I have heard this question come up now and then where someone wants to separate the names and columns seen by users from the names and users used in SSAS and in the reports. The main benefit this has is that name changes will not result in broken reports.
Turns out there is a neat trick that will allow you to do this. The trick is for you to add a translation to the model in the same language as the culture of the model is set to. As you know at the time of writing Power BI doesn’t support translations (it is planned though: https://docs.microsoft.com/en-us/business-applications-release-notes/october18/intelligence-platform/power-bi-service/dataset-metadata-translations) but when you add a translation for the default language (again the same as the model) Power BI will pick it up automatically .
Lets take a look. First you need SQL Server Tabular 2016 and up or Azure Analysis Services to support translations. Next I create a new model in SSDT and to make sure I check the culture by looking at the BIM file (using code view):
Now we need to add a translation for the same language. Unfortunately the tool doesn’t allow you to add the same language as the model (oops I was the PM who added this feature..) but it is easy to change later. Close the bim file and double click the model again to open it in the visual editor and select manage translations under Model in the top toolbar. Now add any language, select the language and press export.
Now open the JSON file with your favorite editor:
And change the name to the same string as the culture of your model and add the translations.
Save the file and load it back in, go to Model, Translations, Load translation and select the JSON file again.
Now you see the translations is added:
and now when I connect to that model using Power BI I see the translated names:
If I now use them in a visual it shows the translated name:
If I now rename the field using translations again to something else the visual still works and now has the same name (after a refresh):
12 Replies to “Separate business names from technical names using SSAS and Power BI”
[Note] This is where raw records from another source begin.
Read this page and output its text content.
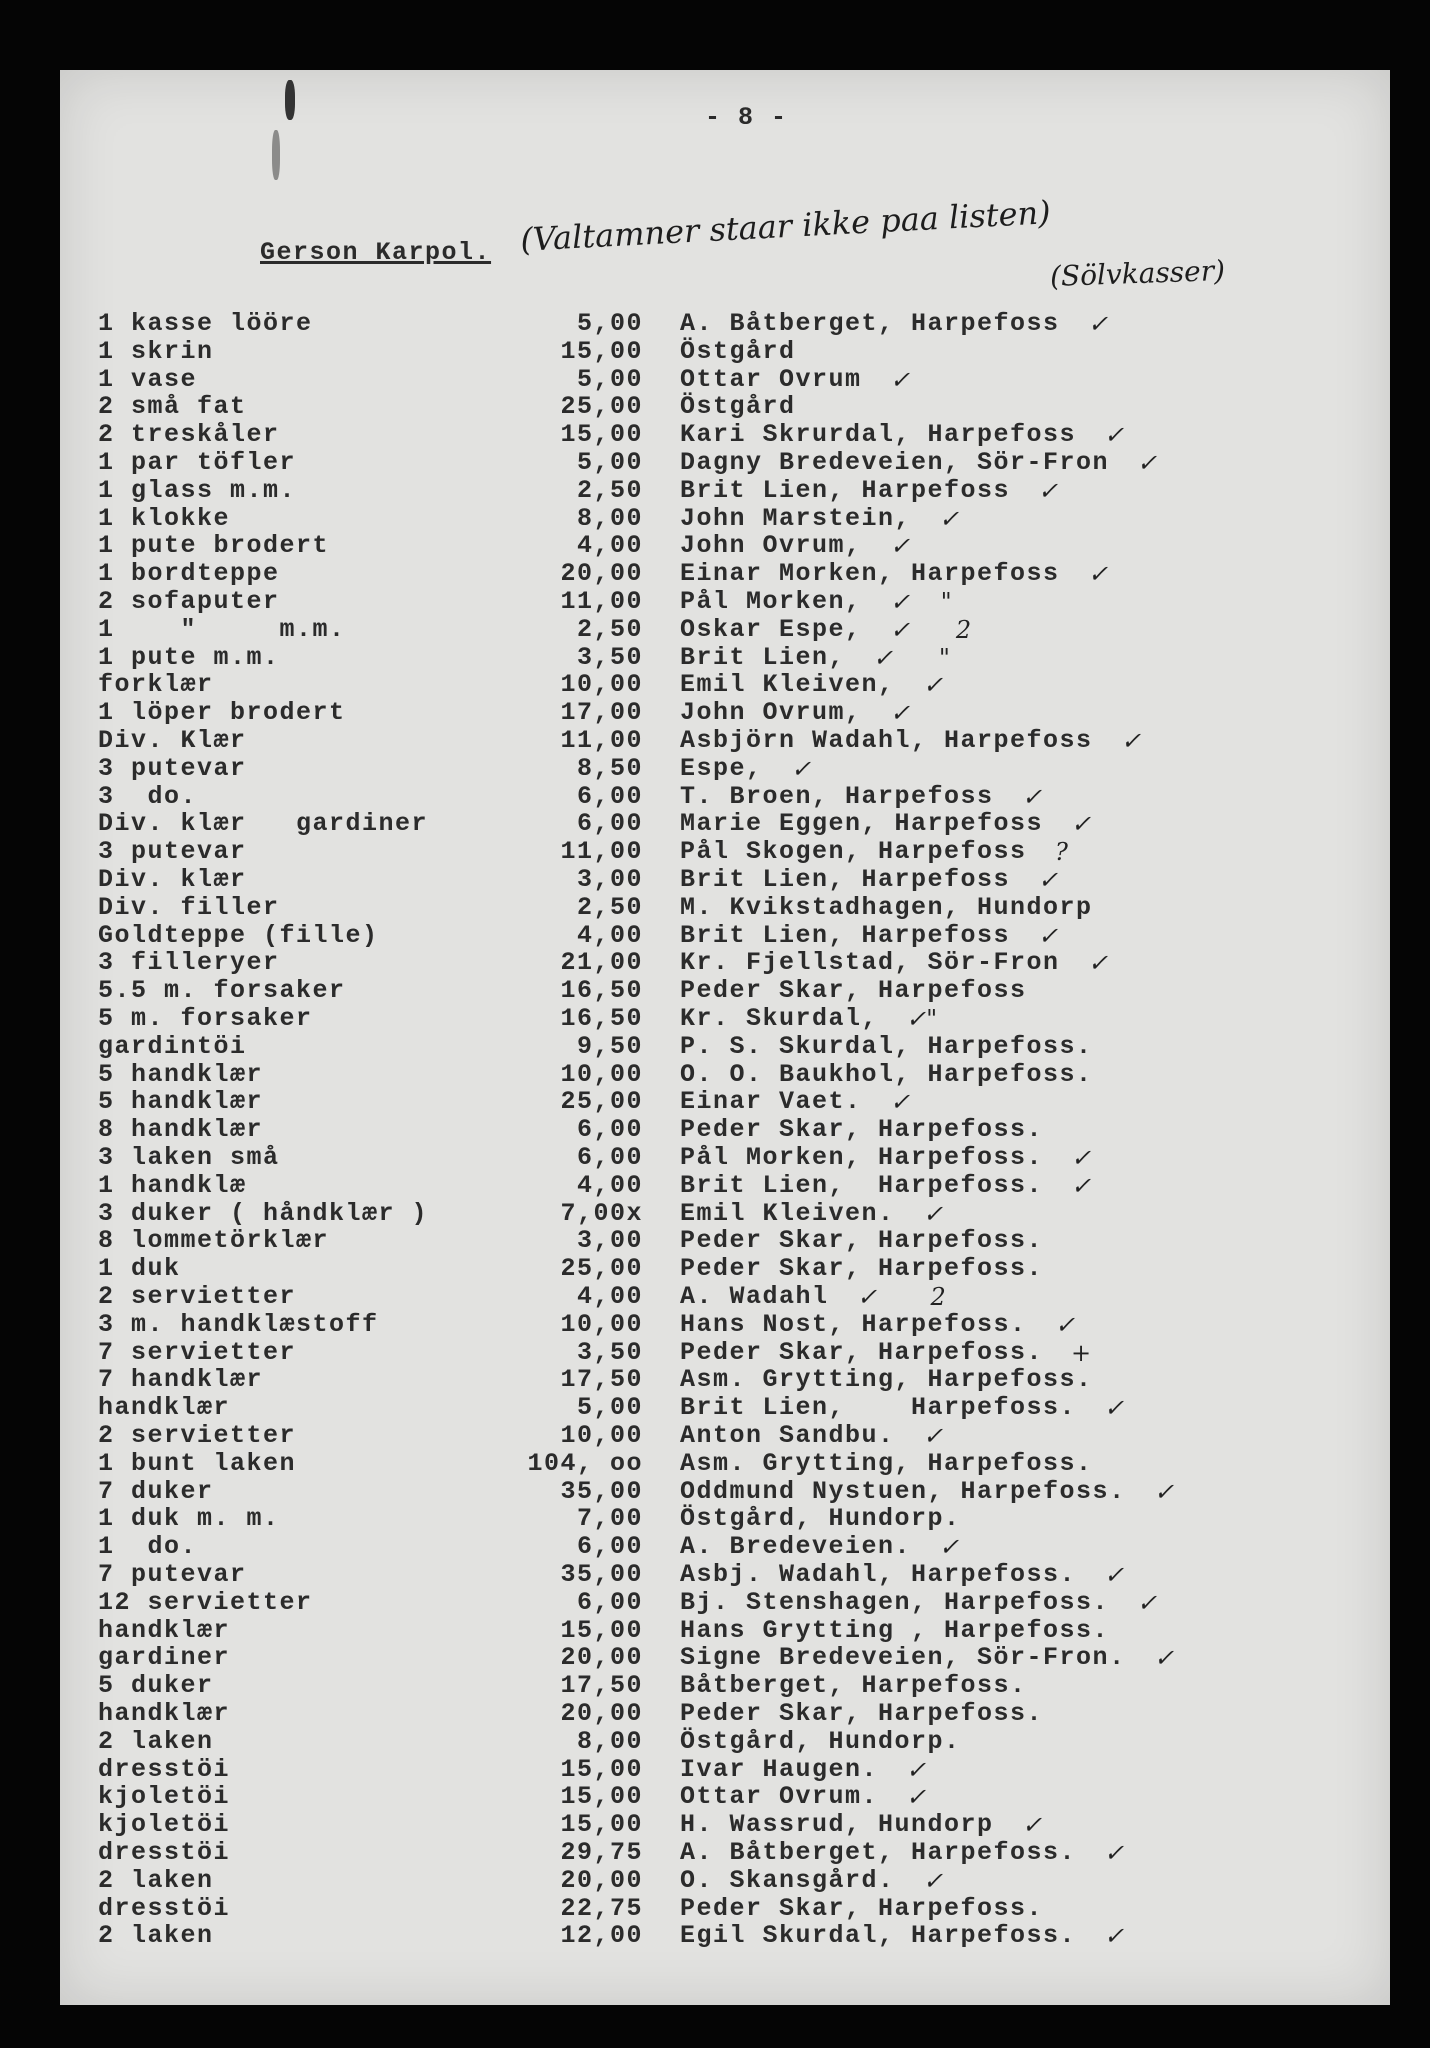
- 8 -
Gerson Karpol. (Valtamner staar ikke paa listen)
(Sölvkasser)
1 kasse lööre	5,00 A. Båtberget, Harpefoss ✓
1 skrin	15,00 Östgård
1 vase	5,00 Ottar Ovrum ✓
2 små fat	25,00 Östgård
2 treskåler	15,00 Kari Skrurdal, Harpefoss ✓
1 par töfler	5,00 Dagny Bredeveien, Sör-Fron ✓
1 glass m.m.	2,50 Brit Lien, Harpefoss ✓
1 klokke	8,00 John Marstein, ✓
1 pute brodert	4,00 John Ovrum, ✓
1 bordteppe	20,00 Einar Morken, Harpefoss ✓
2 sofaputer	11,00 Pål Morken, ✓    "
1    "     m.m.	2,50 Oskar Espe, ✓      2
1 pute m.m.	3,50 Brit Lien, ✓      "
forklær	10,00 Emil Kleiven, ✓
1 löper brodert	17,00 John Ovrum, ✓
Div. Klær	11,00 Asbjörn Wadahl, Harpefoss ✓
3 putevar	8,50 Espe, ✓
3  do.	6,00 T. Broen, Harpefoss ✓
Div. klær   gardiner	6,00 Marie Eggen, Harpefoss ✓
3 putevar	11,00 Pål Skogen, Harpefoss ?
Div. klær	3,00 Brit Lien, Harpefoss ✓
Div. filler	2,50 M. Kvikstadhagen, Hundorp
Goldteppe (fille)	4,00 Brit Lien, Harpefoss ✓
3 filleryer	21,00 Kr. Fjellstad, Sör-Fron ✓
5.5 m. forsaker	16,50 Peder Skar, Harpefoss
5 m. forsaker	16,50 Kr. Skurdal, ✓"
gardintöi	9,50 P. S. Skurdal, Harpefoss.
5 handklær	10,00 O. O. Baukhol, Harpefoss.
5 handklær	25,00 Einar Vaet. ✓
8 handklær	6,00 Peder Skar, Harpefoss.
3 laken små	6,00 Pål Morken, Harpefoss. ✓
1 handklæ	4,00 Brit Lien,  Harpefoss. ✓
3 duker ( håndklær )	7,00x Emil Kleiven. ✓
8 lommetörklær	3,00 Peder Skar, Harpefoss.
1 duk	25,00 Peder Skar, Harpefoss.
2 servietter	4,00 A. Wadahl ✓       2
3 m. handklæstoff	10,00 Hans Nost, Harpefoss. ✓
7 servietter	3,50 Peder Skar, Harpefoss. +
7 handklær	17,50 Asm. Grytting, Harpefoss.
handklær	5,00 Brit Lien,    Harpefoss. ✓
2 servietter	10,00 Anton Sandbu. ✓
1 bunt laken	104, oo Asm. Grytting, Harpefoss.
7 duker	35,00 Oddmund Nystuen, Harpefoss. ✓
1 duk m. m.	7,00 Östgård, Hundorp.
1  do.	6,00 A. Bredeveien. ✓
7 putevar	35,00 Asbj. Wadahl, Harpefoss. ✓
12 servietter	6,00 Bj. Stenshagen, Harpefoss. ✓
handklær	15,00 Hans Grytting , Harpefoss.
gardiner	20,00 Signe Bredeveien, Sör-Fron. ✓
5 duker	17,50 Båtberget, Harpefoss.
handklær	20,00 Peder Skar, Harpefoss.
2 laken	8,00 Östgård, Hundorp.
dresstöi	15,00 Ivar Haugen. ✓
kjoletöi	15,00 Ottar Ovrum. ✓
kjoletöi	15,00 H. Wassrud, Hundorp ✓
dresstöi	29,75 A. Båtberget, Harpefoss. ✓
2 laken	20,00 O. Skansgård. ✓
dresstöi	22,75 Peder Skar, Harpefoss.
2 laken	12,00 Egil Skurdal, Harpefoss. ✓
This is such an amazing feature as it will give so much flexibility. Too bad I didn’t see this article earlier. However, I have a question. The exported file need to be part of the same solution and needs to be included when promoting to other environments ? I guess I am looking for advice on best practices on where to store this translation json file.
You don’t have to store this translation file, the translations themselves will become part of the model after you commit them (you can see them in the bim file). The json file is just a convenience feature to make editing easier.
Does this trick also work for Excel?
it does !
This does not create a default translation doesn’t it ?
If a user ha a different (from the cube one) locale identifier, without any translation defined for, I think he obtains the technical labels and not the default translation labels.
Can you confirm ? Is there any solution for that ?
this is interesting, but what I really need is to be able to have member caption translations. One of the main reasons why we cannot use Tabular models in our line of work is that the UID of the member is completely tied to the description. This means that if the descriptions change, our queries / reports will break.
I was hoping that translation columns would allow me to have one column in the model language, and then display a different column in the users’ language to get around this issue. Do you know if this feature (or the ability to set a key/description pair) is on the roadmap?
Hoi Kasper, zou het kunnen dat dit nu niet meer werkt? Zou het ook kunnen zijn dat dit komt omdat ik SQL 2017 gebruik en jij in dit artikel SQL 2016 gebruikt?
Reports in existing power model breaking after pointing to an ssas with translation although translated names are exactly similar to the ones used in the report. Can you please help
Hello ! I followed all the steps above, however I do not see the “translated” names on Power BI, only on Excel. Is there an extra step I need to do to see the translations on Power BI interface ?
Make sure you set up the model in the right default locale (same as the model)
Is it possible to take this approach with a strictly PowerBI model (July 2020 version). I.e. one that does not connect to a separate SSAS tabular model. I saved my model as a PowerBI Template (*.pbit) and opened it in Tabular Editor. I then exported the translation file (en-US) as a JSON file, but it doesn’t have the the same elements as an SSAS tablular model, especially after the cultures section.
Taking a leap, but I am going to try and replicate my PowerBI model in SSAS, create the translation JSON file and see whether I can import it into my PowerBI model.
You cannot do it with Power BI yet in a supported way. (you can do it but dont call MS if it breaks..). You’ll have to be a bit more patient.